The second major issue is dealing with the bureaucracy of the job. One of the most notable things I’ve obtained in the last 5+ years is a deep and utter loathing for the word “professional” and all its derivatives. From the context it always seems to be used in in contemporary society, my definition for professional is “appearance for appearance’s sake, whatever the cost.” I’m sure plenty will argue that, but I have yet to see any evidence to the contrary. I understand the need for some focus on appearances, considering that we are taking care of vulnerable members of society, but at a certain point it just becomes ridiculous. Except for the fact that this was in the context of a horror movie, I really didn’t see anything suspicious of the rules Martine is expected to follow. Considering all the ludicrous expectations I’ve had to deal with in the name of “professionalism”, not to mention all the ones women have had to deal with throughout history due to their gender, it just seemed like business as usual. The only real difference is that professionalism is usually implemented in spite of potential harms; in this case it’s used to hide them.
Something that surprised me halfway through the movie was when I realized that I was actively hoping for Martine to survive. Now, partly, as I lay it out above, I identified with her situation. I will also admit that I was in love from the moment that I saw she was a French-speaking redhead. However, there was a bit more to it. Through her actions, Martine reveals herself to be a genuinely nice and good-natured person, who’s only mistake is winding up in a nasty situation. Following that, watching how she handled the situation further endeared her to me. Martine behaves in a truly competent manner; and even when she’s caught (which she is several times), she coolly provides a rational excuse for what she is doing. She only truly freaks out once, and it’s a situation that I’m sure would cause any of us to freak out. Even then, she is able to do what needs to be done.

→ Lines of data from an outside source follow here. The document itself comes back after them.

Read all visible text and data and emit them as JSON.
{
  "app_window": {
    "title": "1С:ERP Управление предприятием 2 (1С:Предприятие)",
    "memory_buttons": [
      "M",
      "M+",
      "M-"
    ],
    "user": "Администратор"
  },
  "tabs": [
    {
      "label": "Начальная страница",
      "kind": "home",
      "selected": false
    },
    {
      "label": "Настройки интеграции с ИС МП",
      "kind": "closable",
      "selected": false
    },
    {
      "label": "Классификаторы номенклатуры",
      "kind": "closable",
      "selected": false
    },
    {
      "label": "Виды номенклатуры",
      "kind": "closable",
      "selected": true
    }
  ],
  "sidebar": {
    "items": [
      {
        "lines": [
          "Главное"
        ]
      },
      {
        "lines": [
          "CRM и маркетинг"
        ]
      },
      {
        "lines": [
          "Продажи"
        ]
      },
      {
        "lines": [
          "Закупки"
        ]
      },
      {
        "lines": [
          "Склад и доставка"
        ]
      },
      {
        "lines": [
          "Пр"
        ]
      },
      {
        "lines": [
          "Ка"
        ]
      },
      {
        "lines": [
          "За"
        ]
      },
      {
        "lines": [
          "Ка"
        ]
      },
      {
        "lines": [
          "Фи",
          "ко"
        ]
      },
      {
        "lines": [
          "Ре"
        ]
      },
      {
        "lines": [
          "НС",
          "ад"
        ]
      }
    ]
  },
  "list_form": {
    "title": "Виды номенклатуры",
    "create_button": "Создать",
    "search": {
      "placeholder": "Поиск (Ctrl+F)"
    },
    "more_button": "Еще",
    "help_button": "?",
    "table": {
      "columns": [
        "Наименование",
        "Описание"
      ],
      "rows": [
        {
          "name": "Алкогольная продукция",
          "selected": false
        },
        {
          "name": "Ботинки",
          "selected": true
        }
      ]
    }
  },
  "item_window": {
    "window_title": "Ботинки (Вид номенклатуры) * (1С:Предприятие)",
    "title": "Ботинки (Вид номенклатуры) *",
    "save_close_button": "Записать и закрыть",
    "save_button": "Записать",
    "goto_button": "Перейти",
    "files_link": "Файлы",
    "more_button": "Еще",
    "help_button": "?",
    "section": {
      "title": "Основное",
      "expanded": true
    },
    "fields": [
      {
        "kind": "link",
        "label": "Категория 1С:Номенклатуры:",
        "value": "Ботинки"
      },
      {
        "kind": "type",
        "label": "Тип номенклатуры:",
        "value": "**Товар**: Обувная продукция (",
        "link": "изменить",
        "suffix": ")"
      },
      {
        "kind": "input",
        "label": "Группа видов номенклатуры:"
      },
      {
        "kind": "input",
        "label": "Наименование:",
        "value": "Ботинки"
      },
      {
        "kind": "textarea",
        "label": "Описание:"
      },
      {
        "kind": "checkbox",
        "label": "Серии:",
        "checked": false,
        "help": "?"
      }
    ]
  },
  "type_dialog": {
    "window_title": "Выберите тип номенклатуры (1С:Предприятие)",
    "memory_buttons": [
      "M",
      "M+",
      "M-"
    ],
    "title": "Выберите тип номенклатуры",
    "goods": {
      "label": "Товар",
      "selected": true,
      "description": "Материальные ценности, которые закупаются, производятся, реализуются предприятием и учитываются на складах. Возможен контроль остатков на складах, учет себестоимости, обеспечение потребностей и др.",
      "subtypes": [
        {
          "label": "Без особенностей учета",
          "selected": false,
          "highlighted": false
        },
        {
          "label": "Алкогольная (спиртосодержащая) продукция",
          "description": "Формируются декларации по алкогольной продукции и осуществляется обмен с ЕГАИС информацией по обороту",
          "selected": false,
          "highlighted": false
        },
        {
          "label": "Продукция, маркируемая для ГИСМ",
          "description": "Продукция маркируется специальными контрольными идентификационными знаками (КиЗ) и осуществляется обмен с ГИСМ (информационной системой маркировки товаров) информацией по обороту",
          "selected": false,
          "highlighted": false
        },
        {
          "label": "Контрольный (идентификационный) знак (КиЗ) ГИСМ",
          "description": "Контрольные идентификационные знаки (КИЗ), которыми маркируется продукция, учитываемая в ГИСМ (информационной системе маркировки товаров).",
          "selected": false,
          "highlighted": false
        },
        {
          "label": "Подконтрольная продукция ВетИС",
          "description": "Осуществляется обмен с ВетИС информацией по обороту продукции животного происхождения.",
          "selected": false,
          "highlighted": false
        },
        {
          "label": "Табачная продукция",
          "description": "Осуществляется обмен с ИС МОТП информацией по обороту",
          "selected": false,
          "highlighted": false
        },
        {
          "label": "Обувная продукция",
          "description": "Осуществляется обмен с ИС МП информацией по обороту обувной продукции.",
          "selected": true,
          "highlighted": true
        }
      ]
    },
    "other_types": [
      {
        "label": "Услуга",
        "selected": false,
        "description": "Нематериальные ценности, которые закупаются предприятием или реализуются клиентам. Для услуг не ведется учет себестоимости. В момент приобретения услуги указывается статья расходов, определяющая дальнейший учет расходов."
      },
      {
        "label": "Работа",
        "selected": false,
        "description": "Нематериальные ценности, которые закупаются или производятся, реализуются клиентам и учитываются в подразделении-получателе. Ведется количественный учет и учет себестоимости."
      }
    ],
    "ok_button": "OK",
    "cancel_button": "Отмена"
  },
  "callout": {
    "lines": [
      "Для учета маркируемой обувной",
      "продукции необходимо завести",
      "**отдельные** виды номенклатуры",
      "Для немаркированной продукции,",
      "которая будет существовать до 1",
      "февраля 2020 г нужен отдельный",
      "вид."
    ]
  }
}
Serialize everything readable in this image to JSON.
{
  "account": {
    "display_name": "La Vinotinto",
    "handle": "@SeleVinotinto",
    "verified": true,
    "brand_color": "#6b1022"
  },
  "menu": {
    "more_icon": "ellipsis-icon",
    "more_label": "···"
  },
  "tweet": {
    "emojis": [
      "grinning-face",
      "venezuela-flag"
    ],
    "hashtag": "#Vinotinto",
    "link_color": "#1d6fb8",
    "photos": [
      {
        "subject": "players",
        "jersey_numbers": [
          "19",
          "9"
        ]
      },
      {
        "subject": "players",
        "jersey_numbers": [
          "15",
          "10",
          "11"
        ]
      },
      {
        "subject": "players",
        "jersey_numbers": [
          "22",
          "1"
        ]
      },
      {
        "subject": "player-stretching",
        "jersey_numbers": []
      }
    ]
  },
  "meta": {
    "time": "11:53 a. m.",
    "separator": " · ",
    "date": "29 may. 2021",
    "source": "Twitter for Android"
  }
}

Finally, I would just like to add that Night of Death has a few truly scary and beautiful set-pieces. The stand-out for me is the scenes where the inmates gather for their ghoulish feasts. They walk out into the hall in a column, all dressed up, moving quietly by implacably while an eerie song plays on the soundtrack.
So in conclusion, Night of Death is a decent and enjoyable little horror movie. Well made, eerie and atmospheric, but with a definite plot, it’s worth watching. I just wish that certain elements of it didn’t feel so familiar; but I have personal issue to blame for that more than the movie.